There has been a lot of talk lately about the costs of public employee pensions and whether governments have set aside enough money to make good on their promises.
Concerns are real — and growing — about these retirement benefits and what must be done to honor the obligations if enough money is not available to cover the benefits public employees have been promised.
When local and state governments have not set enough money aside to adequately fund pension obligations, the conversation very quickly turns to whether making up for the shortfall could mean tax increases, service reductions, or cuts in retirement benefits.
To best understand the size and impact of your government’s pension liability, you should find out what type of pension plan your government offers and its current pension obligations and funded status.

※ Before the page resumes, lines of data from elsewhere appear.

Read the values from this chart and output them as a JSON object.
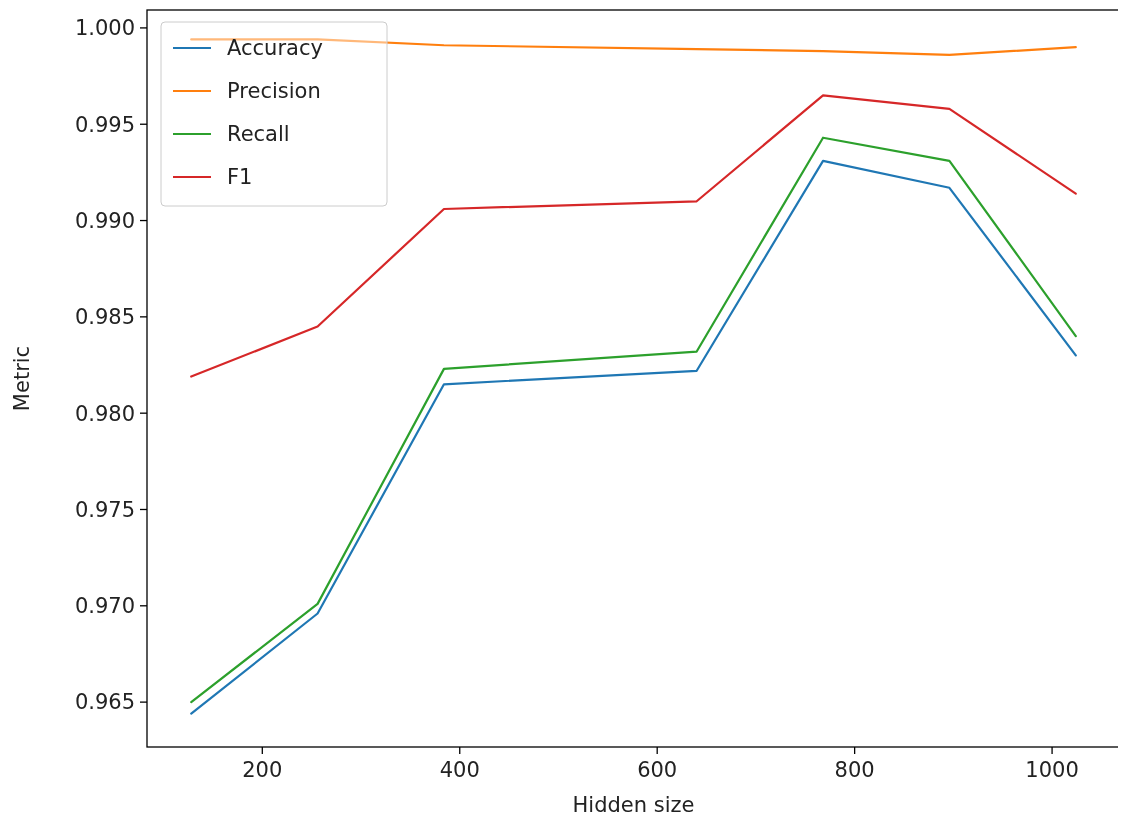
{
  "chart_data": {
    "type": "line",
    "xlabel": "Hidden size",
    "ylabel": "Metric",
    "x": [
      128,
      256,
      384,
      640,
      768,
      896,
      1024
    ],
    "series": [
      {
        "name": "Accuracy",
        "color": "#1f77b4",
        "values": [
          0.9644,
          0.9696,
          0.9815,
          0.9822,
          0.9931,
          0.9917,
          0.983
        ]
      },
      {
        "name": "Precision",
        "color": "#ff7f0e",
        "values": [
          0.9994,
          0.9994,
          0.9991,
          0.9989,
          0.9988,
          0.9986,
          0.999
        ]
      },
      {
        "name": "Recall",
        "color": "#2ca02c",
        "values": [
          0.965,
          0.9701,
          0.9823,
          0.9832,
          0.9943,
          0.9931,
          0.984
        ]
      },
      {
        "name": "F1",
        "color": "#d62728",
        "values": [
          0.9819,
          0.9845,
          0.9906,
          0.991,
          0.9965,
          0.9958,
          0.9914
        ]
      }
    ],
    "xlim": [
      83.2,
      1068.8
    ],
    "xticks": [
      200,
      400,
      600,
      800,
      1000
    ],
    "ylim": [
      0.96267,
      1.00093
    ],
    "yticks": [
      {
        "value": 0.965,
        "label": "0.965"
      },
      {
        "value": 0.97,
        "label": "0.970"
      },
      {
        "value": 0.975,
        "label": "0.975"
      },
      {
        "value": 0.98,
        "label": "0.980"
      },
      {
        "value": 0.985,
        "label": "0.985"
      },
      {
        "value": 0.99,
        "label": "0.990"
      },
      {
        "value": 0.995,
        "label": "0.995"
      },
      {
        "value": 1,
        "label": "1.000"
      }
    ],
    "legend": "top left",
    "grid": false
  }
}
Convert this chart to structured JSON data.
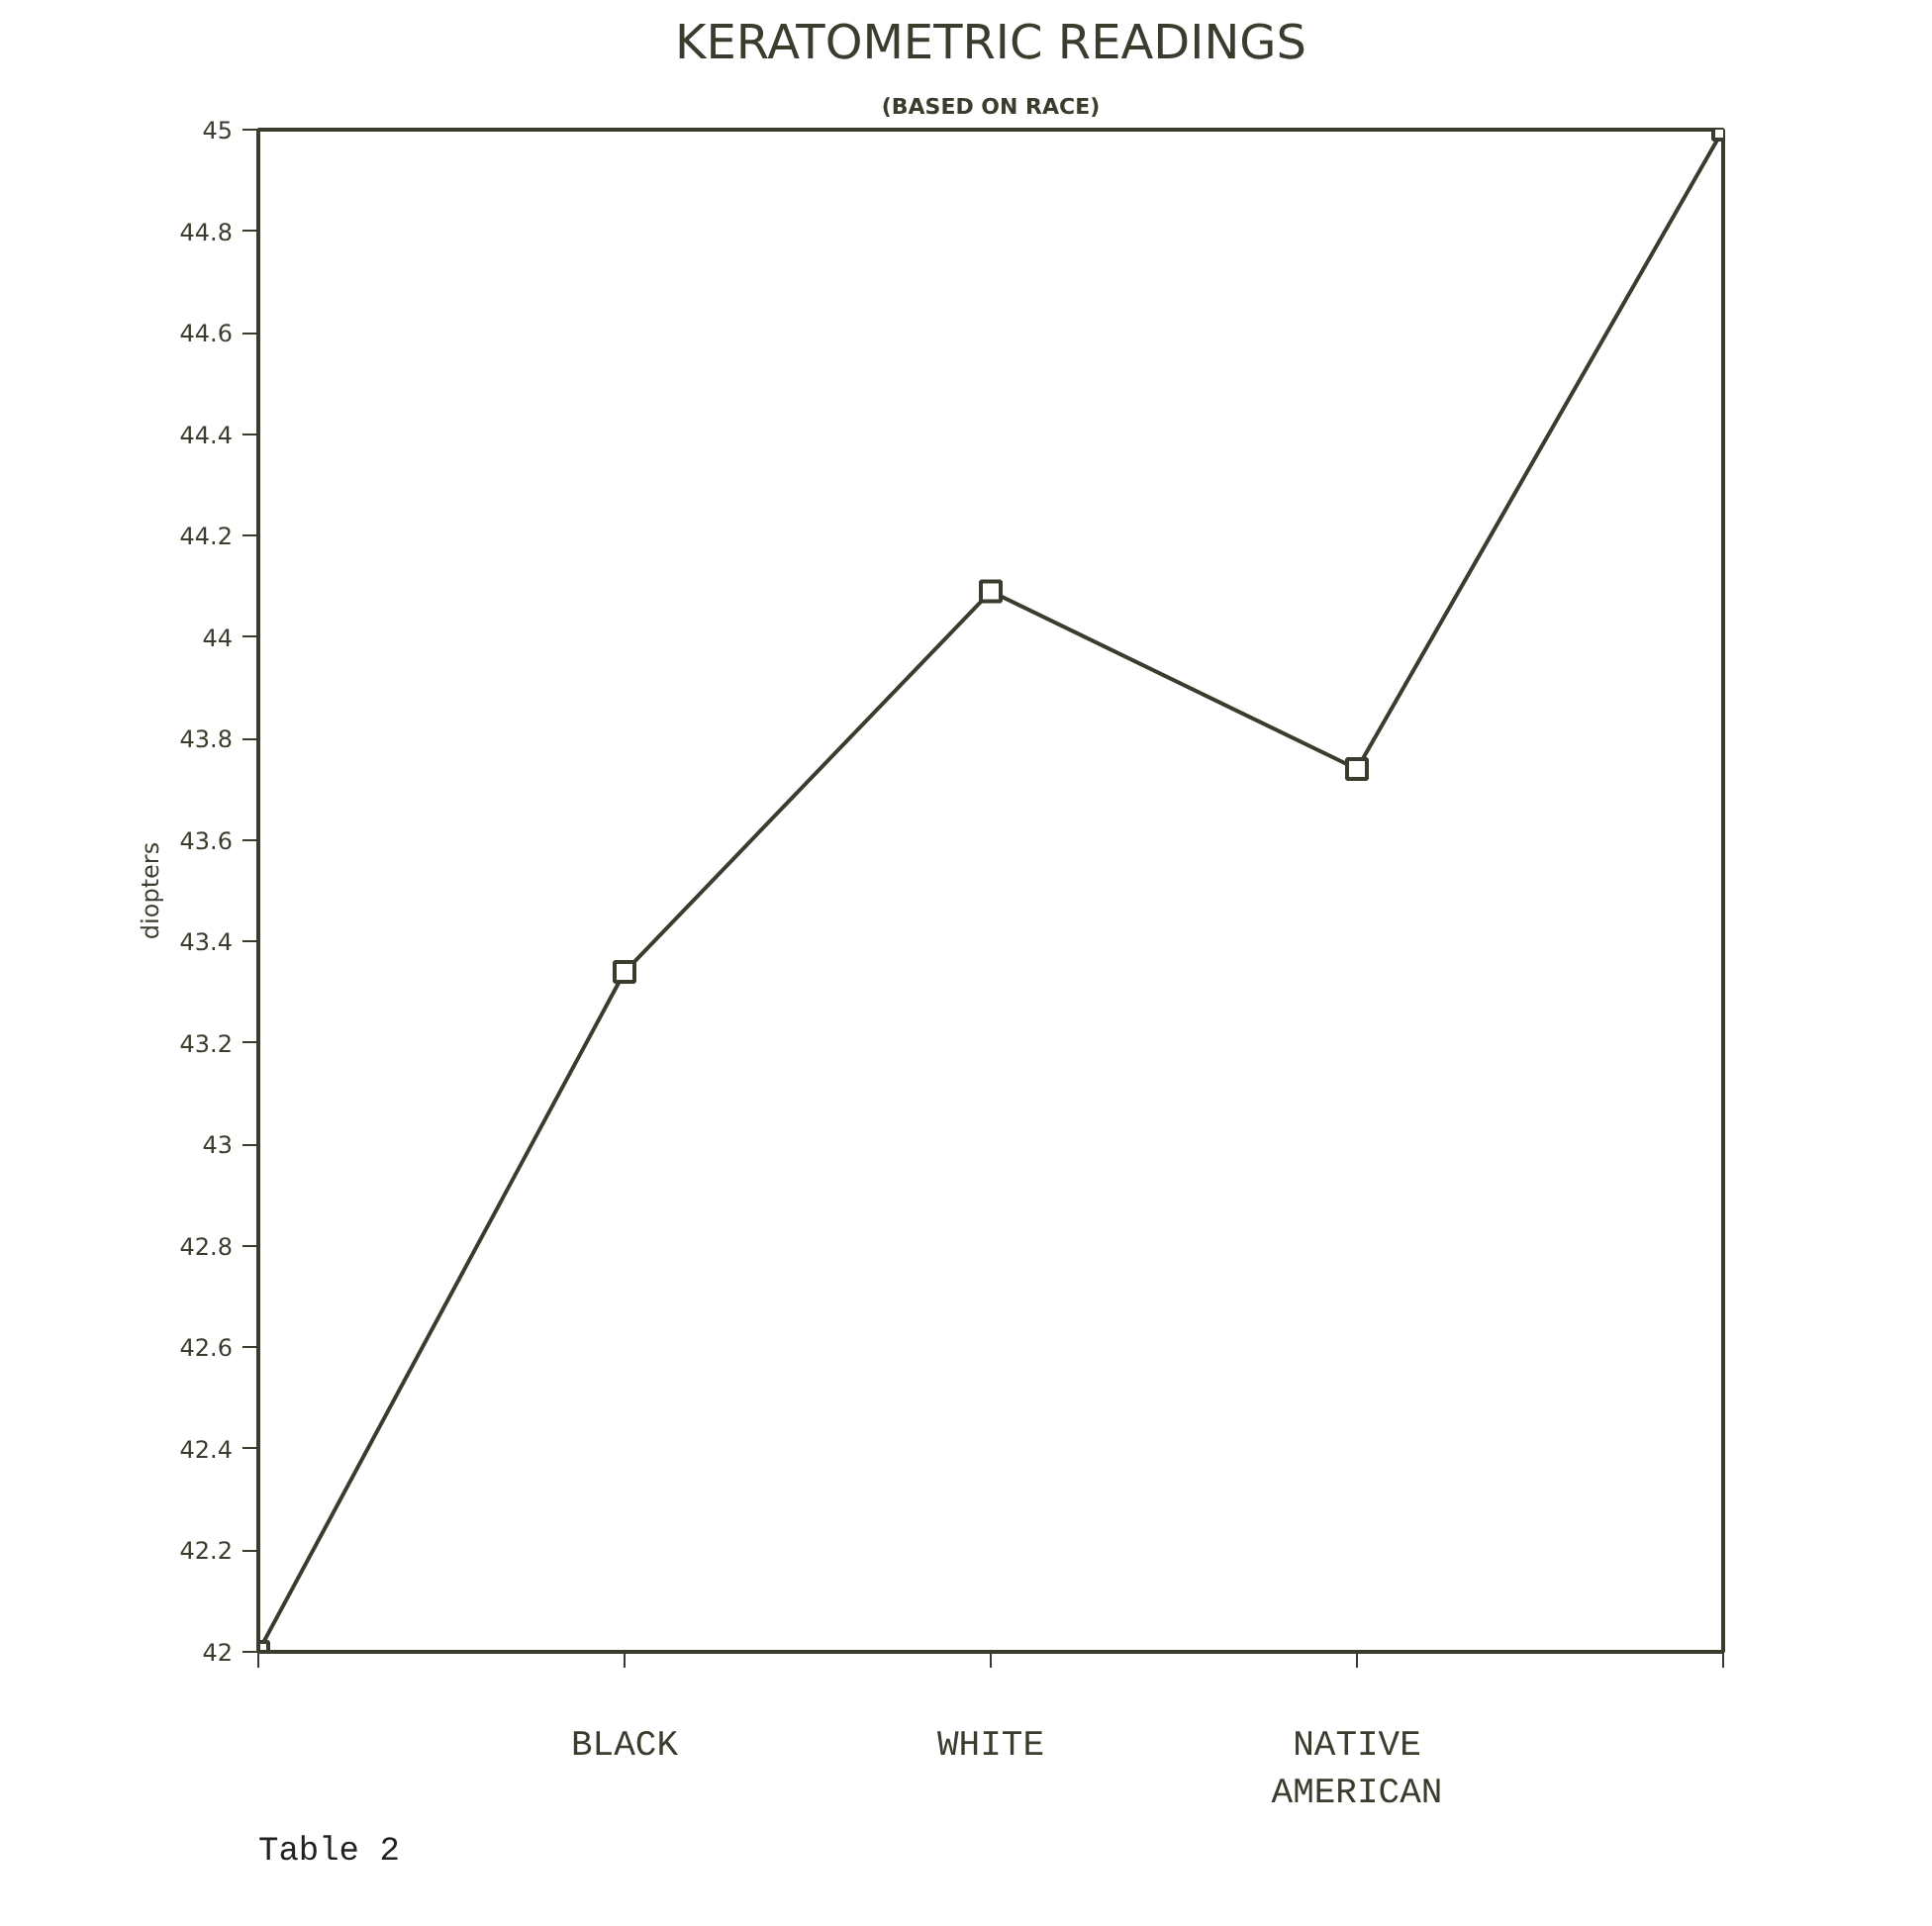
{
  "chart_data": {
    "type": "line",
    "title": "KERATOMETRIC READINGS",
    "subtitle": "(BASED ON RACE)",
    "ylabel": "diopters",
    "categories": [
      null,
      "BLACK",
      "WHITE",
      "NATIVE\nAMERICAN",
      null
    ],
    "values": [
      42,
      43.34,
      44.09,
      43.74,
      45
    ],
    "color": "#3a3d2e",
    "marker": "square",
    "line_style": "solid",
    "grid": false,
    "ylim": [
      42,
      45
    ],
    "yticks": [
      42,
      42.2,
      42.4,
      42.6,
      42.8,
      43,
      43.2,
      43.4,
      43.6,
      43.8,
      44,
      44.2,
      44.4,
      44.6,
      44.8,
      45
    ],
    "annotations": [
      "Table 2"
    ]
  }
}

New Standards Offer Transparency
In an effort to equip interested parties with the tools they need to evaluate government pension benefits, new pension standards issued by the Governmental Accounting Standards Board (GASB)—which are set to take effect in 2014— will require state and local governments to plainly show their net liability for pension benefits on the face of the financial statements, alongside other liabilities. The GASB is the independent group that sets accounting and financial reporting standards for U.S. state and local governments.
Under the new standards, anyone interested in pension information will be better able to assess a government’s overall financial picture as it relates to pensions by helping them evaluate such questions as: What pension promises has my government made? How much is it obligated to pay? How is my government doing compared to other communities?
Where to Find This Information
While governments are becoming familiar with and preparing for the new financial reporting standards, there are steps that taxpayers and public employees can take to better understand their governments’ financial obligations:
• Contact your government officials: Ask how your elected officials are preparing for the changes and how they will address funding pension benefits.
• Get talking: Talk to friends, neighbors, and colleagues and share what you know. Find out how pension funding issues may affect the future of your community.
• Stay Informed: As a citizen, you can access pension information on your own through Internet searches or government websites that provide access to local financial reports.
Whether local and state governments are prepared to pay promised pension obligations now and in the future are issues that will affect every taxpayer.